Sentado junto da parede à esquerda da entrada do salão, meu avô Indler tinha o olhar perdido, como se não visse mais ninguém. Estava arqueado sobre si, acusando o peso que se abatia sobre sua existência. Em vão, tentava silenciar a própria aflição. Assim que cheguei e o encontrei ali, naquele desespero mudo, fui diretamente ter com ele. Desabou, com a dor escancarada em cada traço de sua feição. “Você viu que judiação, Felippe? Fazia cinquenta e sete anos que eu era feliz e não sabia”, balbuciou, já sem poder conter o choro, ao lado do caixão.

Cinquenta e sete anos foi o período em que minha avó Filhinha e ele permaneceram casados, até que a morte os separasse, levando-a na noite anterior. Por isso, ao longo do funeral, o velho Indler repetia a frase qual ladainha: “Fazia cinquenta e sete anos que eu era feliz e não sabia”. Era impossível não se comover com sua dor, afinal formaram um daqueles casais conhecidos por toda a cidadezinha. Às tardes, saiam a bordo do Uno branco e iam até a praça às margens do rio, onde passeavam de mãos dadas, jogavam pães para os peixes e davam de comer a um cachorro de rua, que dona Filhinha tratava como se deles fosse.

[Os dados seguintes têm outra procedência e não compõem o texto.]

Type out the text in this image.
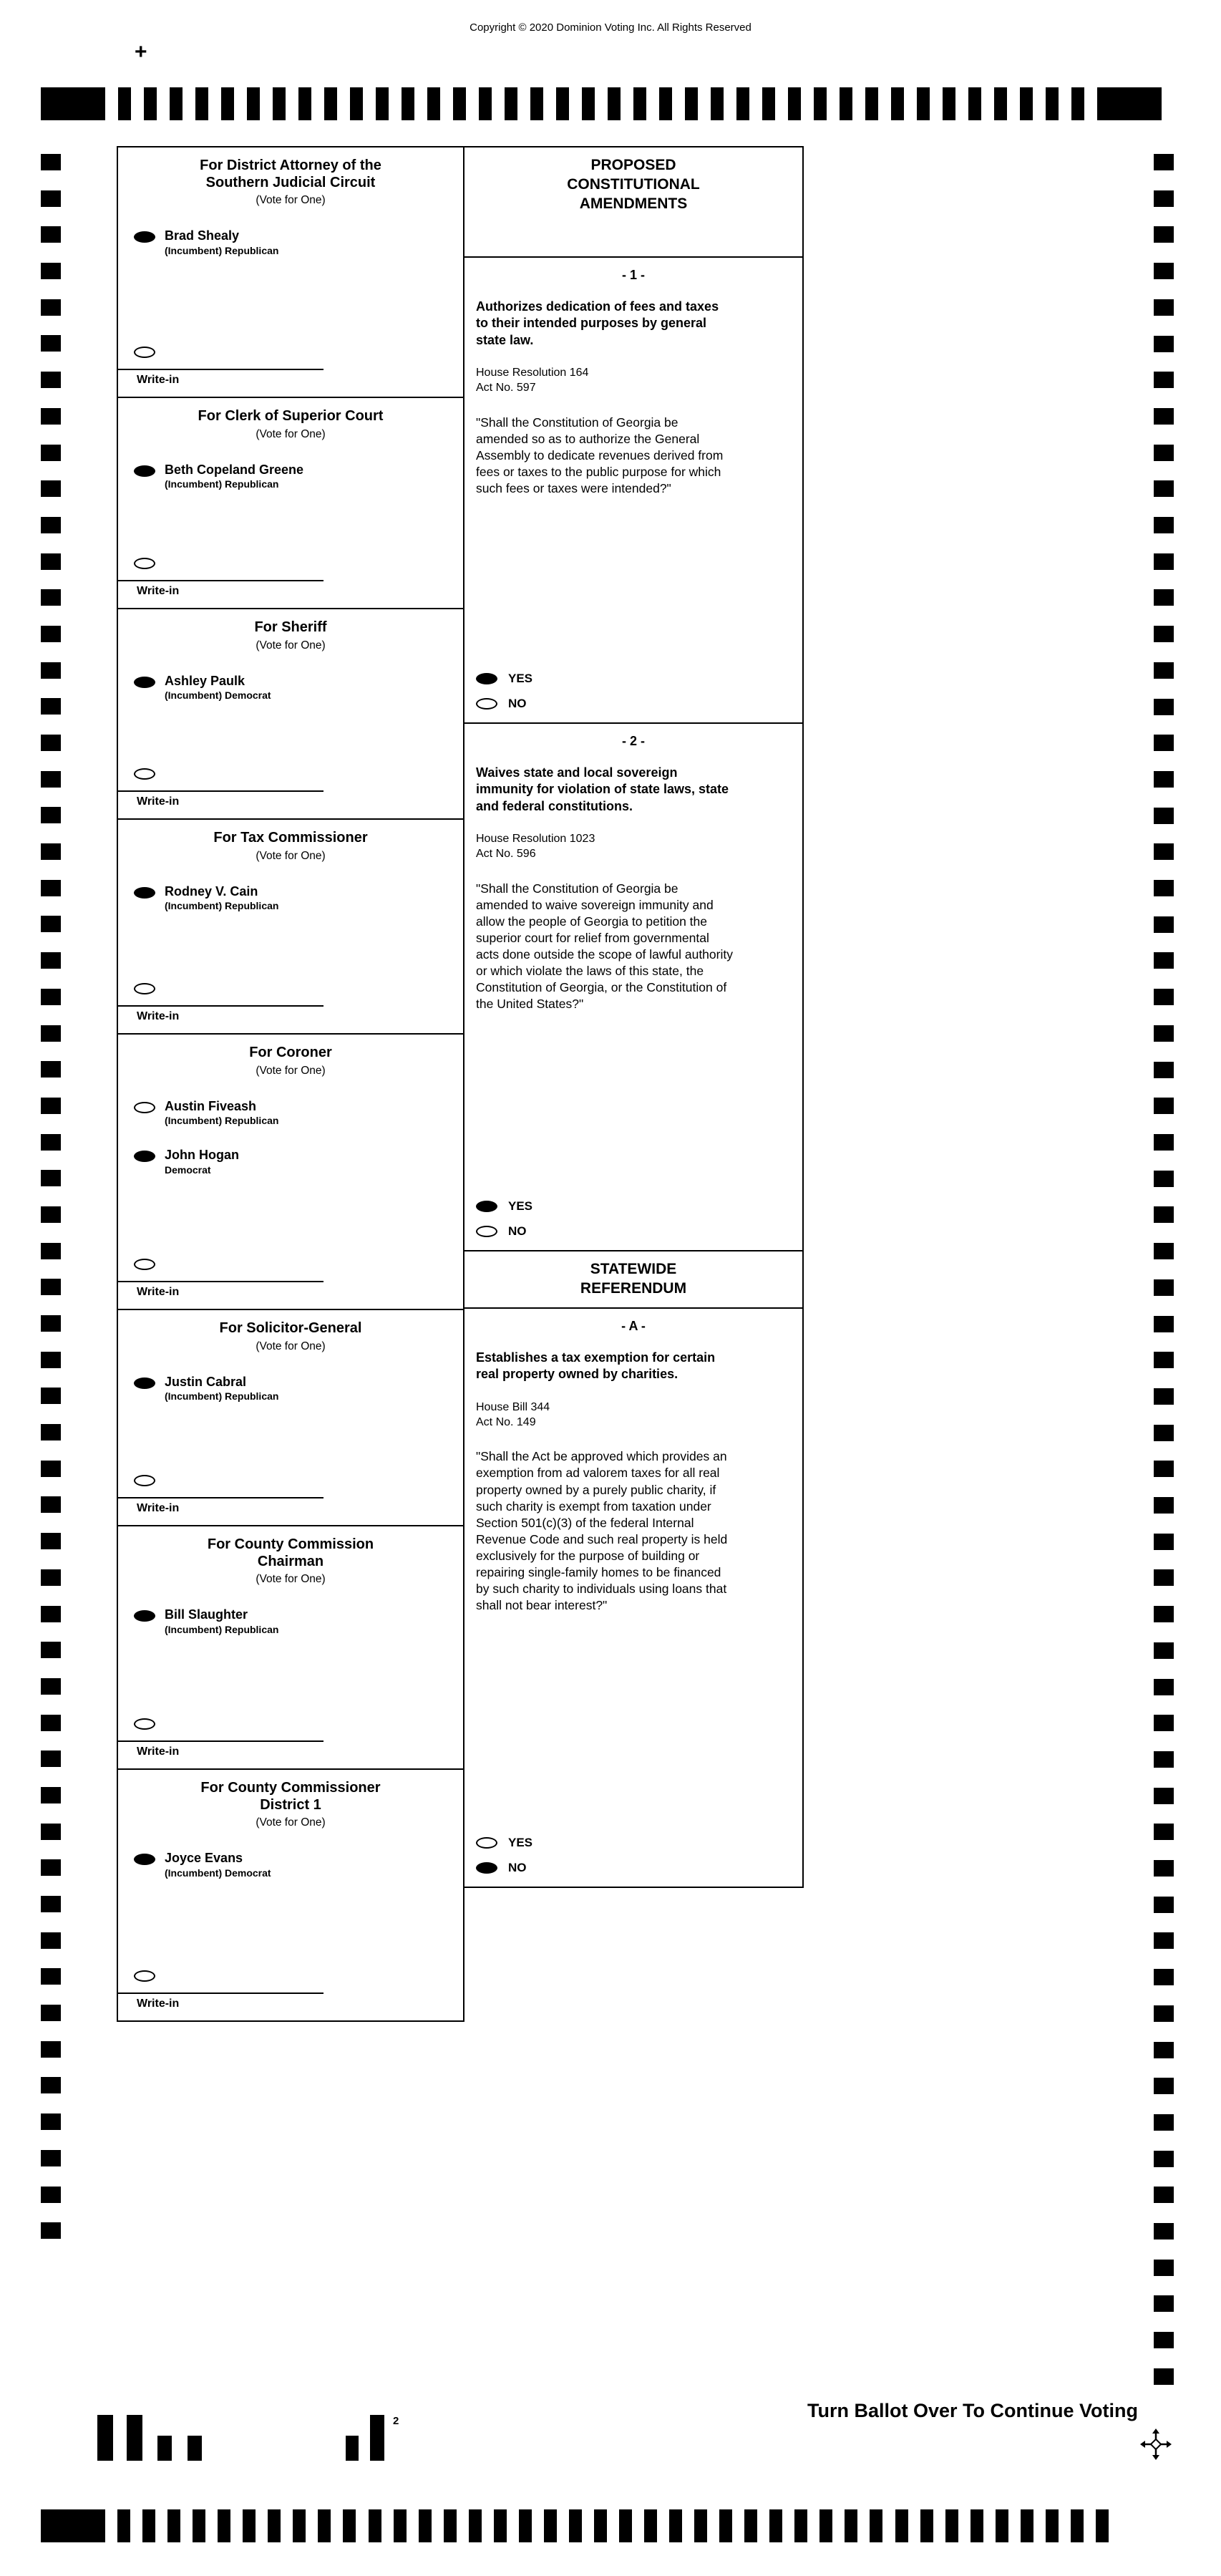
Copyright © 2020 Dominion Voting Inc. All Rights Reserved
+
For District Attorney of the
Southern Judicial Circuit
(Vote for One)
Brad Shealy
(Incumbent) Republican
Write-in
For Clerk of Superior Court
(Vote for One)
Beth Copeland Greene
(Incumbent) Republican
Write-in
For Sheriff
(Vote for One)
Ashley Paulk
(Incumbent) Democrat
Write-in
For Tax Commissioner
(Vote for One)
Rodney V. Cain
(Incumbent) Republican
Write-in
For Coroner
(Vote for One)
Austin Fiveash
(Incumbent) Republican
John Hogan
Democrat
Write-in
For Solicitor-General
(Vote for One)
Justin Cabral
(Incumbent) Republican
Write-in
For County Commission
Chairman
(Vote for One)
Bill Slaughter
(Incumbent) Republican
Write-in
For County Commissioner
District 1
(Vote for One)
Joyce Evans
(Incumbent) Democrat
Write-in
PROPOSED
CONSTITUTIONAL
AMENDMENTS
- 1 -
Authorizes dedication of fees and taxes to their intended purposes by general state law.
House Resolution 164
Act No. 597
"Shall the Constitution of Georgia be amended so as to authorize the General Assembly to dedicate revenues derived from fees or taxes to the public purpose for which such fees or taxes were intended?"
YES
NO
- 2 -
Waives state and local sovereign immunity for violation of state laws, state and federal constitutions.
House Resolution 1023
Act No. 596
"Shall the Constitution of Georgia be amended to waive sovereign immunity and allow the people of Georgia to petition the superior court for relief from governmental acts done outside the scope of lawful authority or which violate the laws of this state, the Constitution of Georgia, or the Constitution of the United States?"
YES
NO
STATEWIDE
REFERENDUM
- A -
Establishes a tax exemption for certain real property owned by charities.
House Bill 344
Act No. 149
"Shall the Act be approved which provides an exemption from ad valorem taxes for all real property owned by a purely public charity, if such charity is exempt from taxation under Section 501(c)(3) of the federal Internal Revenue Code and such real property is held exclusively for the purpose of building or repairing single-family homes to be financed by such charity to individuals using loans that shall not bear interest?"
YES
NO
2	Turn Ballot Over To Continue Voting
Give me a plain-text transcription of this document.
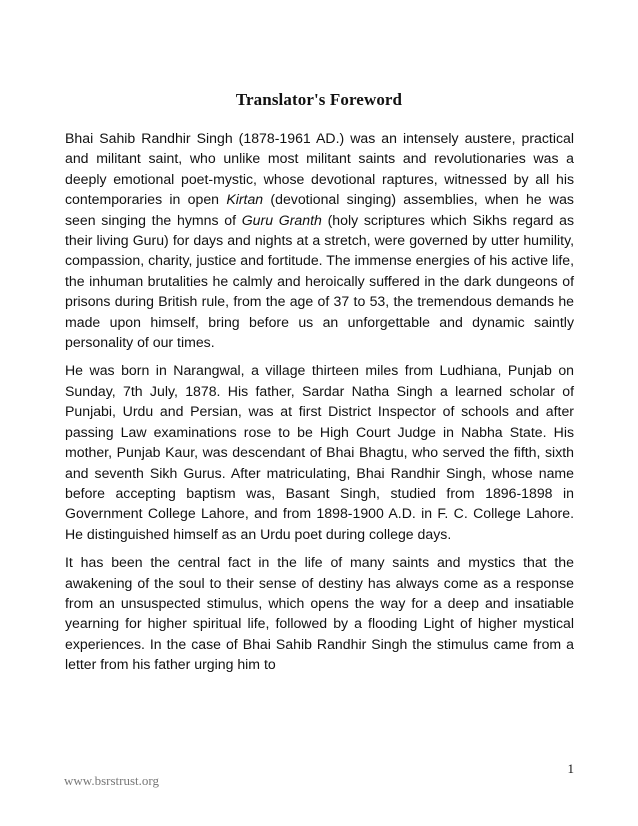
Translator's Foreword

Bhai Sahib Randhir Singh (1878-1961 AD.) was an intensely austere, practical and militant saint, who unlike most militant saints and revolutionaries was a deeply emotional poet-mystic, whose devotional raptures, witnessed by all his contemporaries in open Kirtan (devotional singing) assemblies, when he was seen singing the hymns of Guru Granth (holy scriptures which Sikhs regard as their living Guru) for days and nights at a stretch, were governed by utter humility, compassion, charity, justice and fortitude. The immense energies of his active life, the inhuman brutalities he calmly and heroically suffered in the dark dungeons of prisons during British rule, from the age of 37 to 53, the tremendous demands he made upon himself, bring before us an unforgettable and dynamic saintly personality of our times.

He was born in Narangwal, a village thirteen miles from Ludhiana, Punjab on Sunday, 7th July, 1878. His father, Sardar Natha Singh a learned scholar of Punjabi, Urdu and Persian, was at first District Inspector of schools and after passing Law examinations rose to be High Court Judge in Nabha State. His mother, Punjab Kaur, was descendant of Bhai Bhagtu, who served the fifth, sixth and seventh Sikh Gurus. After matriculating, Bhai Randhir Singh, whose name before accepting baptism was, Basant Singh, studied from 1896-1898 in Government College Lahore, and from 1898-1900 A.D. in F. C. College Lahore. He distinguished himself as an Urdu poet during college days.

It has been the central fact in the life of many saints and mystics that the awakening of the soul to their sense of destiny has always come as a response from an unsuspected stimulus, which opens the way for a deep and insatiable yearning for higher spiritual life, followed by a flooding Light of higher mystical experiences. In the case of Bhai Sahib Randhir Singh the stimulus came from a letter from his father urging him to

1
www.bsrstrust.org
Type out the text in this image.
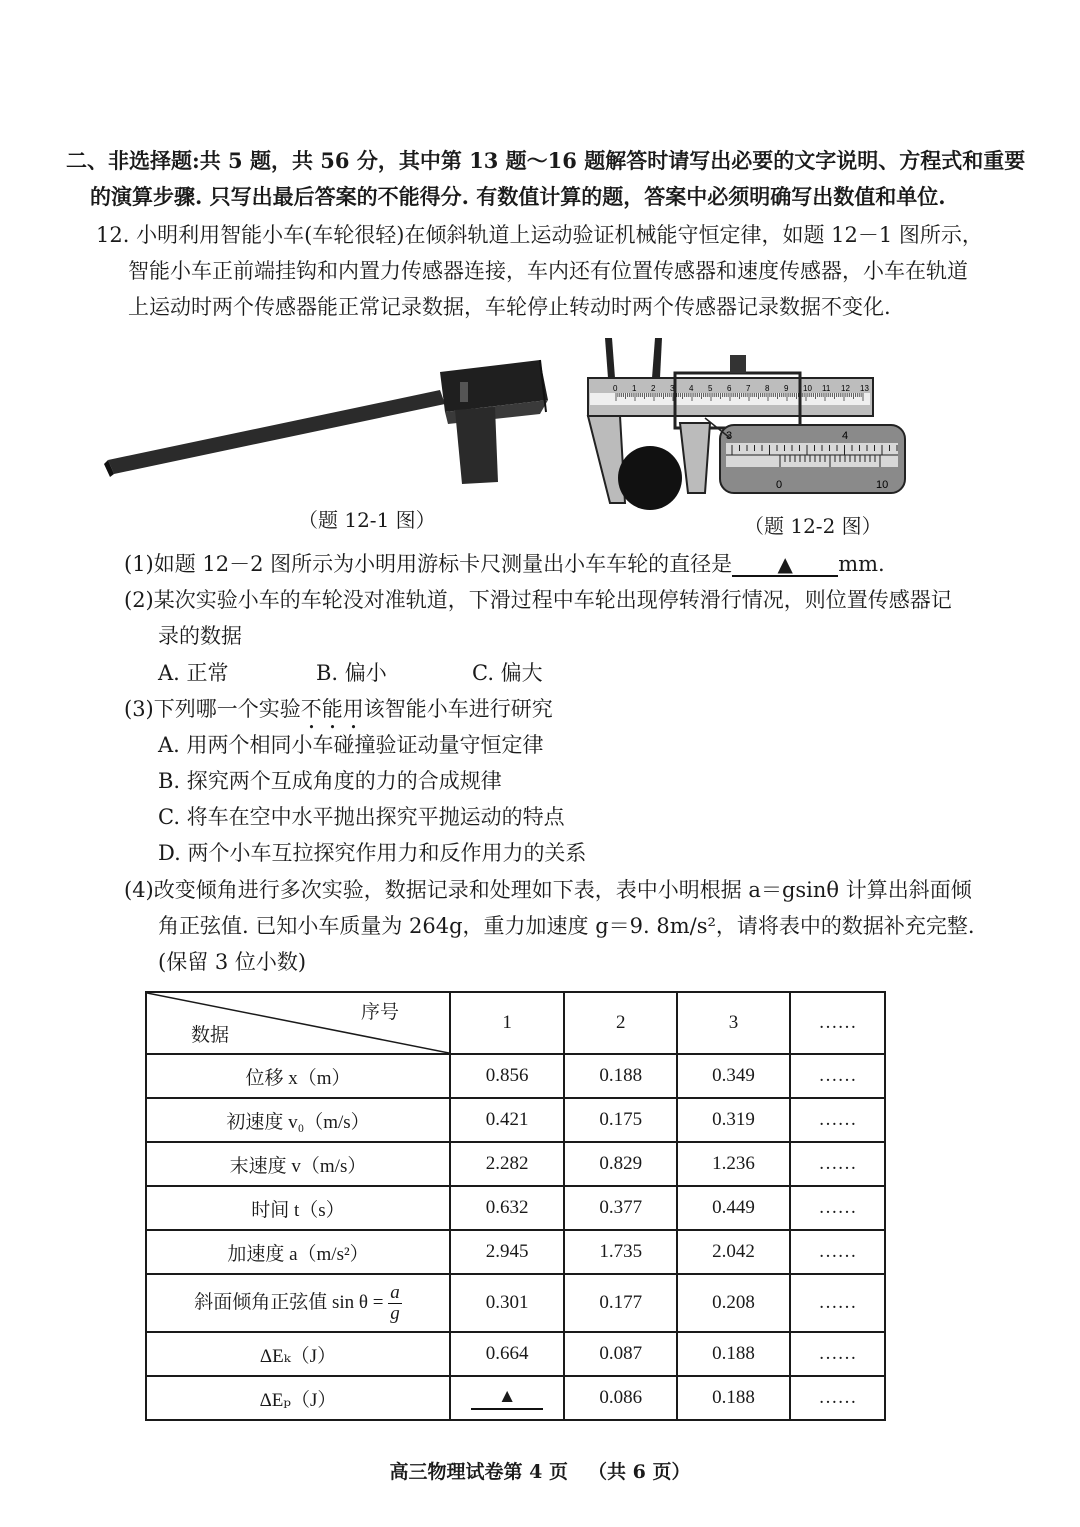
二、非选择题:共 5 题，共 56 分，其中第 13 题～16 题解答时请写出必要的文字说明、方程式和重要
的演算步骤. 只写出最后答案的不能得分. 有数值计算的题，答案中必须明确写出数值和单位.
12. 小明利用智能小车(车轮很轻)在倾斜轨道上运动验证机械能守恒定律，如题 12－1 图所示，
智能小车正前端挂钩和内置力传感器连接，车内还有位置传感器和速度传感器，小车在轨道
上运动时两个传感器能正常记录数据，车轮停止转动时两个传感器记录数据不变化.
0 1 2 3 4 5 6 7 8 9 10 11 12 13
3	4
0	10
（题 12-1 图）	（题 12-2 图）
(1)如题 12－2 图所示为小明用游标卡尺测量出小车车轮的直径是 ▲ mm.
(2)某次实验小车的车轮没对准轨道，下滑过程中车轮出现停转滑行情况，则位置传感器记
录的数据
A. 正常	B. 偏小	C. 偏大
(3)下列哪一个实验不能用该智能小车进行研究
A. 用两个相同小车碰撞验证动量守恒定律
B. 探究两个互成角度的力的合成规律
C. 将车在空中水平抛出探究平抛运动的特点
D. 两个小车互拉探究作用力和反作用力的关系
(4)改变倾角进行多次实验，数据记录和处理如下表，表中小明根据 a＝gsinθ 计算出斜面倾
角正弦值. 已知小车质量为 264g，重力加速度 g＝9. 8m/s²，请将表中的数据补充完整.
(保留 3 位小数)
序号
数据	1	2	3	……
位移 x（m）	0.856	0.188	0.349	……
初速度 v₀（m/s）	0.421	0.175	0.319	……
末速度 v（m/s）	2.282	0.829	1.236	……
时间 t（s）	0.632	0.377	0.449	……
加速度 a（m/s²）	2.945	1.735	2.042	……
斜面倾角正弦值 $\sin \theta = \frac{a}{g}$	0.301	0.177	0.208	……
ΔEₖ（J）	0.664	0.087	0.188	……
ΔEₚ（J）	▲	0.086	0.188	……
高三物理试卷第 4 页 （共 6 页）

O dia havia nascido sem nuvens, azulzinho e de um sol brando, mas no exato instante em que se terminou o sepultamento, o céu fechou, desabando um pé d’água que espaventou toda gente num carreirão. Ficamos ali apenas minha irmã, meu primo e eu, ensopados, fitando o túmulo. Enquanto voltávamos lentamente e eu sentia as gotas grossas encharcarem minha camisa jeans, lembrei-me de que vó Filhinha gostava de fins de tarde com chuva. Achava bonito. Ponderei em voz alta que, talvez por isso, chovesse. Minha irmã opinou que, quem sabe, o temporal repentino se devesse ao fato de que ela não queria ter partido. O caso é que, assim que deixamos o cemitério, o aguaceiro cessou.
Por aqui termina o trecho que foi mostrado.